Here’s the most frightening statistic a physician will ever hear: an astonishing 82 percent of medical practices are victims of fraud or theft, according to a report conducted by the Medical Group Management Association in 2009. That is twice the national average for private companies. Effectively, this means you have a four-in-five chance of being defrauded or stolen from. In 18.4 percent of these cases, the amount taken was over $100,000.
This is why this vital tip is practically a call to arms. You must create financial controls. The following are some examples:
- One person on your staff should be responsible for tallying, while a second person should check the math and make the deposit.
- One person in accounts payable should handle invoices and cut checks, while a second person should review and sign those checks before they’re sent out.
- The person who has the power to withdraw money from the bank account should not be the same person who reconciles that account.
- No single staff member should have the ability to move funds between accounts and withdraw funds.
It’s essential that your staff members perceive you as vigilant in regard to finances. One common way employees steal is by putting expenses on credit cards or by creating false vendors. This is most likely to happen, of course, when the boss isn’t paying close attention.
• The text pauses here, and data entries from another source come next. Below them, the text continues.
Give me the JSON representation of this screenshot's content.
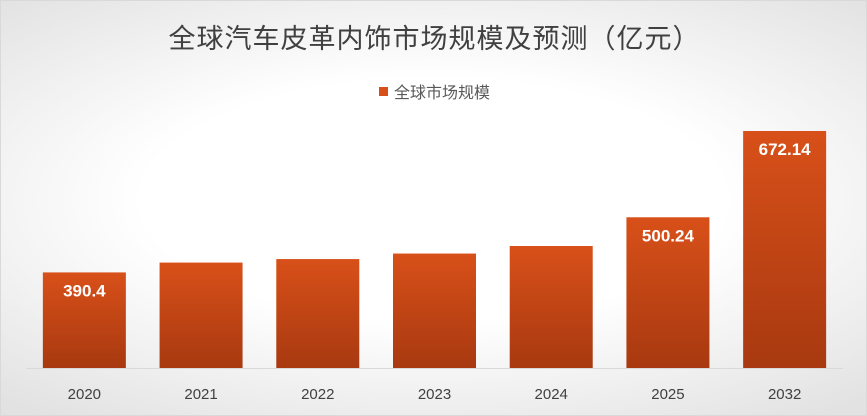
{
  "chart_data": {
    "type": "bar",
    "title": "全球汽车皮革内饰市场规模及预测（亿元）",
    "categories": [
      "2020",
      "2021",
      "2022",
      "2023",
      "2024",
      "2025",
      "2032"
    ],
    "series": [
      {
        "name": "全球市场规模",
        "values": [
          390.4,
          410,
          417,
          428,
          443,
          500.24,
          672.14
        ],
        "labels": [
          "390.4",
          "",
          "",
          "",
          "",
          "500.24",
          "672.14"
        ]
      }
    ],
    "ylim": [
      200,
      700
    ],
    "grid": false,
    "legend_position": "top",
    "colors": {
      "bar_top": "#d85019",
      "bar_bottom": "#a83910",
      "label": "#ffffff",
      "axis_text": "#404040",
      "baseline": "#d9d9d9"
    }
  }
}
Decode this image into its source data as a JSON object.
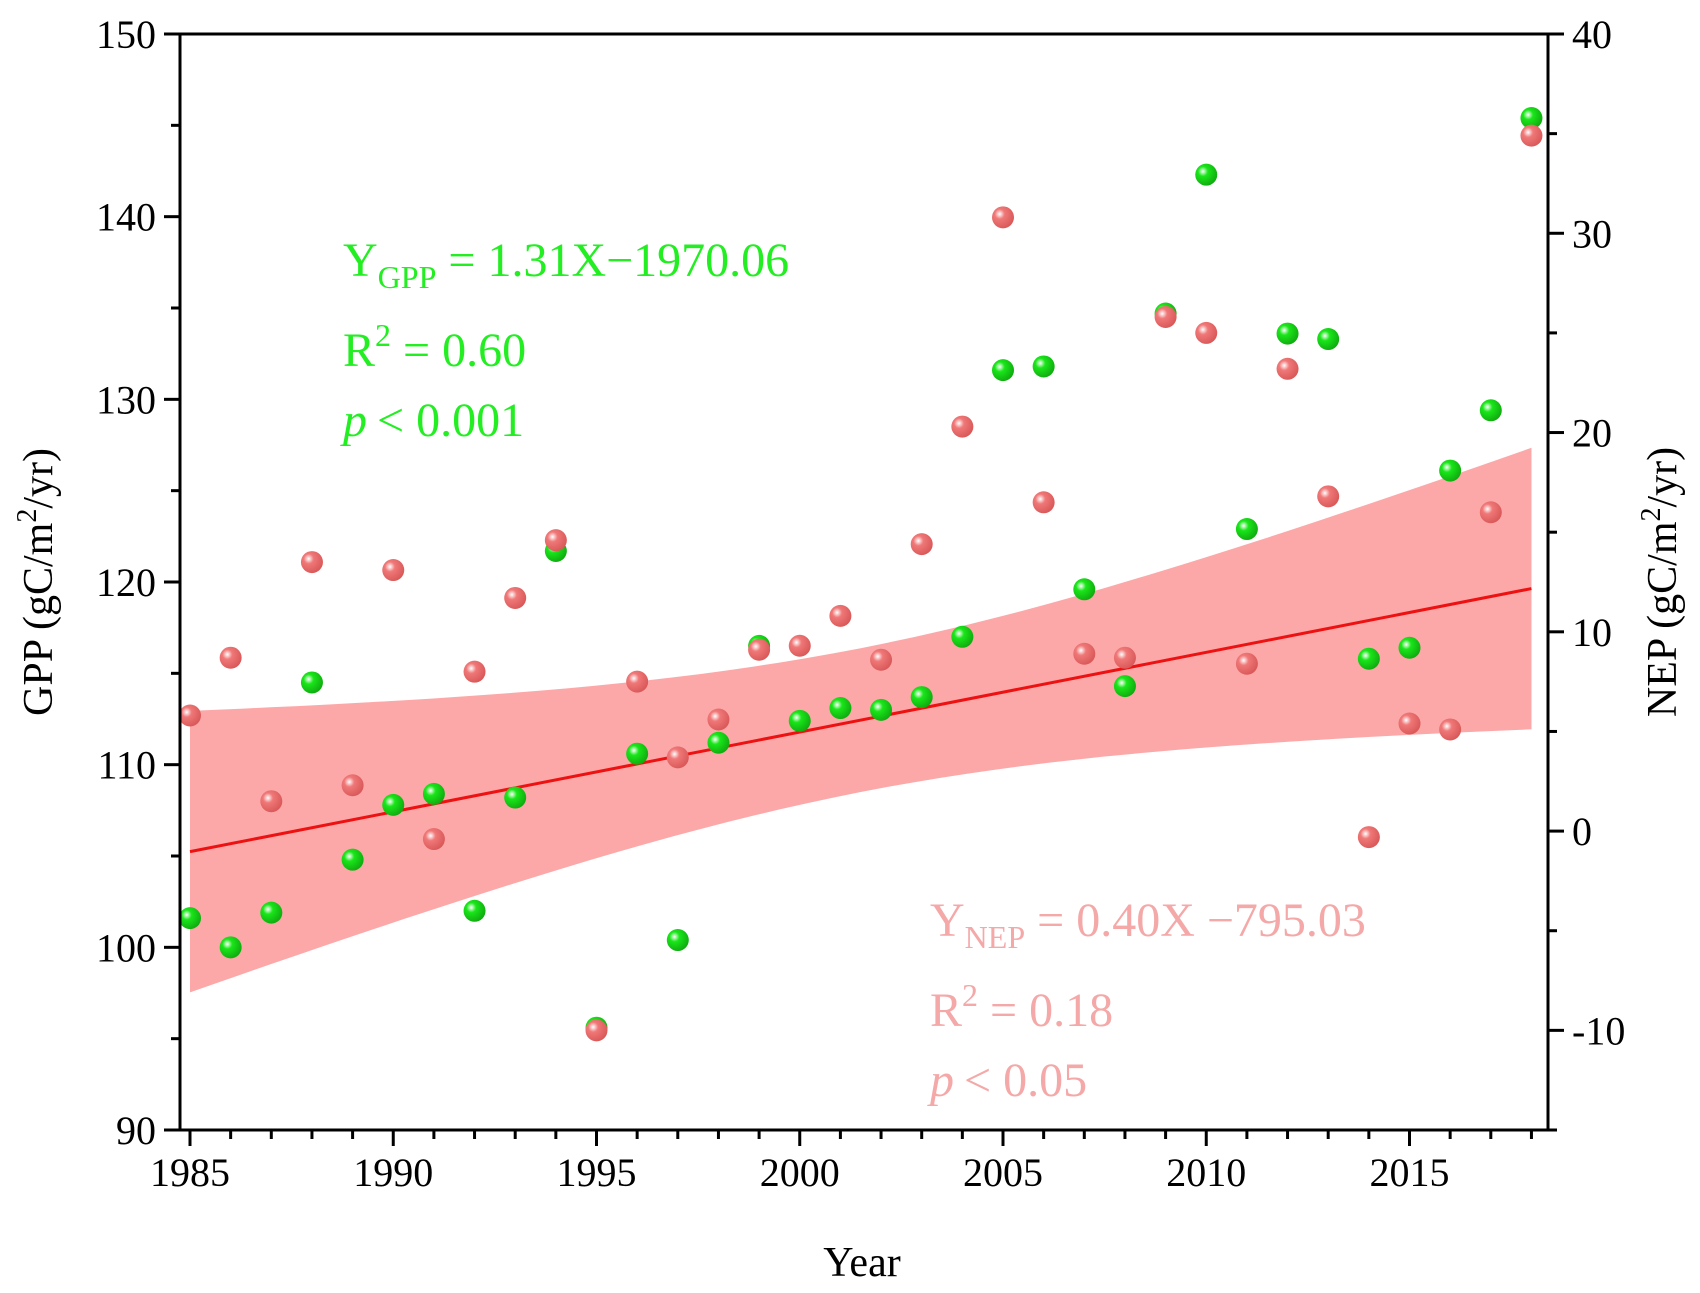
{
  "chart_data": {
    "type": "scatter",
    "xlabel": "Year",
    "ylabel_left": "GPP (gC/m²/yr)",
    "ylabel_right": "NEP (gC/m²/yr)",
    "ylabel_left_parts": {
      "pre": "GPP (gC/m",
      "sup": "2",
      "post": "/yr)"
    },
    "ylabel_right_parts": {
      "pre": "NEP (gC/m",
      "sup": "2",
      "post": "/yr)"
    },
    "xlim": [
      1985,
      2018.5
    ],
    "ylim_left": [
      90,
      150
    ],
    "ylim_right": [
      -15,
      40
    ],
    "xticks": [
      "1985",
      "1990",
      "1995",
      "2000",
      "2005",
      "2010",
      "2015"
    ],
    "yticks_left": [
      "90",
      "100",
      "110",
      "120",
      "130",
      "140",
      "150"
    ],
    "yticks_right": [
      "-10",
      "0",
      "10",
      "20",
      "30",
      "40"
    ],
    "colors": {
      "gpp_point": "#19e619",
      "gpp_point_dark": "#0fa30f",
      "gpp_line": "#22b522",
      "gpp_band": "#7dfaa8",
      "nep_point": "#f07878",
      "nep_line": "#ee1111",
      "nep_band": "#fca8a8",
      "overlap_band": "#d1b07a",
      "gpp_text": "#22ee22",
      "nep_text": "#f4a8a8"
    },
    "series": [
      {
        "name": "GPP",
        "axis": "left",
        "years": [
          1985,
          1986,
          1987,
          1988,
          1989,
          1990,
          1991,
          1992,
          1993,
          1994,
          1995,
          1996,
          1997,
          1998,
          1999,
          2000,
          2001,
          2002,
          2003,
          2004,
          2005,
          2006,
          2007,
          2008,
          2009,
          2010,
          2011,
          2012,
          2013,
          2014,
          2015,
          2016,
          2017,
          2018
        ],
        "values": [
          101.6,
          100,
          101.9,
          114.5,
          104.8,
          107.8,
          108.4,
          102,
          108.2,
          121.7,
          95.6,
          110.6,
          100.4,
          111.2,
          116.5,
          112.4,
          113.1,
          113,
          113.7,
          117,
          131.6,
          131.8,
          119.6,
          114.3,
          134.7,
          142.3,
          122.9,
          133.6,
          133.3,
          115.8,
          116.4,
          126.1,
          129.4,
          145.4
        ],
        "fit": {
          "slope": 1.31,
          "intercept": -1970.06,
          "r2": 0.6,
          "p": "< 0.001"
        }
      },
      {
        "name": "NEP",
        "axis": "right",
        "years": [
          1985,
          1986,
          1987,
          1988,
          1989,
          1990,
          1991,
          1992,
          1993,
          1994,
          1995,
          1996,
          1997,
          1998,
          1999,
          2000,
          2001,
          2002,
          2003,
          2004,
          2005,
          2006,
          2007,
          2008,
          2009,
          2010,
          2011,
          2012,
          2013,
          2014,
          2015,
          2016,
          2017,
          2018
        ],
        "values": [
          5.8,
          8.7,
          1.5,
          13.5,
          2.3,
          13.1,
          -0.4,
          8,
          11.7,
          14.6,
          -10,
          7.5,
          3.7,
          5.6,
          9.1,
          9.3,
          10.8,
          8.6,
          14.4,
          20.3,
          30.8,
          16.5,
          8.9,
          8.7,
          25.8,
          25,
          8.4,
          23.2,
          16.8,
          -0.3,
          5.4,
          5.1,
          16,
          34.9
        ],
        "fit": {
          "slope": 0.4,
          "intercept": -795.03,
          "r2": 0.18,
          "p": "< 0.05"
        }
      }
    ],
    "annotations": {
      "gpp": {
        "eq_Y": "Y",
        "eq_sub": "GPP",
        "eq_rest": " = 1.31X−1970.06",
        "r2_R": "R",
        "r2_sup": "2",
        "r2_rest": " = 0.60",
        "p_p": "p",
        "p_rest": "< 0.001"
      },
      "nep": {
        "eq_Y": "Y",
        "eq_sub": "NEP",
        "eq_rest": " = 0.40X −795.03",
        "r2_R": "R",
        "r2_sup": "2",
        "r2_rest": " = 0.18",
        "p_p": "p",
        "p_rest": "< 0.05"
      }
    }
  }
}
Your staff members probably know if you actually look at the credit card statements. At the very least, take those statements and mark them up–even if you don’t look at them closely. It suggests that you’re keeping an eye on expenses.
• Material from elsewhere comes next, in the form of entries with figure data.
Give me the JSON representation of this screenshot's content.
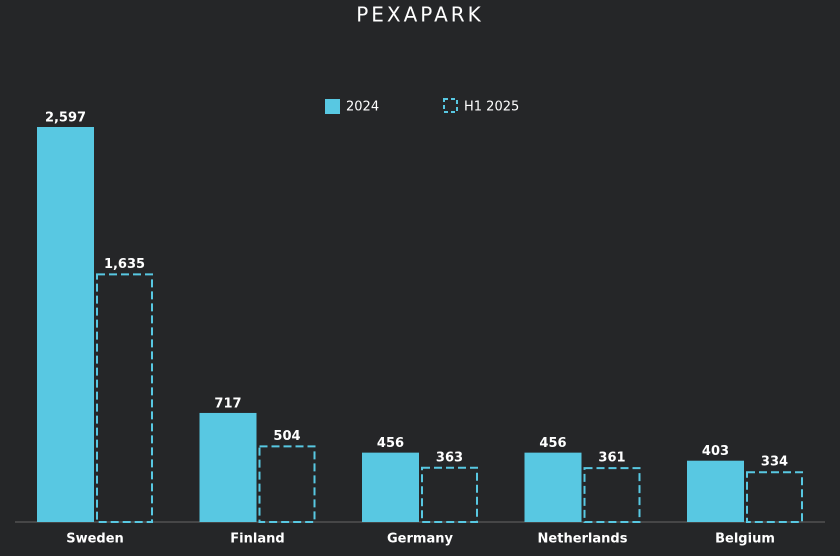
{
  "chart_data": {
    "type": "bar",
    "title": "PEXAPARK",
    "categories": [
      "Sweden",
      "Finland",
      "Germany",
      "Netherlands",
      "Belgium"
    ],
    "series": [
      {
        "name": "2024",
        "color": "#58c8e2",
        "style": "solid",
        "values": [
          2597,
          717,
          456,
          456,
          403
        ],
        "value_labels": [
          "2,597",
          "717",
          "456",
          "456",
          "403"
        ]
      },
      {
        "name": "H1 2025",
        "color": "#58c8e2",
        "style": "dashed",
        "values": [
          1635,
          504,
          363,
          361,
          334
        ],
        "value_labels": [
          "1,635",
          "504",
          "363",
          "361",
          "334"
        ]
      }
    ]
  }
}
Also, limit your potential losses. Perhaps $400,000 came in this month. Does that money just sit in your operating account? Consider moving the surplus over what is needed for operations into a higher-order account–an account your staff cannot access.
If you do see something out of the ordinary, even if it’s relatively small, question it right away. Don’t do so in an aggressive fashion or one that blames anyone. Just question it and get to the bottom of it. This shows your team that you’re keeping watch.
External controls are also crucial. Here’s an example of what can happen: One doctor’s comptroller got an email from the doctor saying the practice needed to wire $20,000 to a vendor in Miami immediately. In their practice, they have set an internal guideline stating that both the CFO and the doctor must approve wire transfers. In this case, since the comptroller believed the doctor was rushing it, he went ahead and initiated the wire. Then he saw the account was located in New York, not Miami, and immediately emailed the doctor to clarify. It’s a good thing he did. The doctor had never sent that email; their accounts had been hacked.
Diligence is essential to protect your practice’s profitability.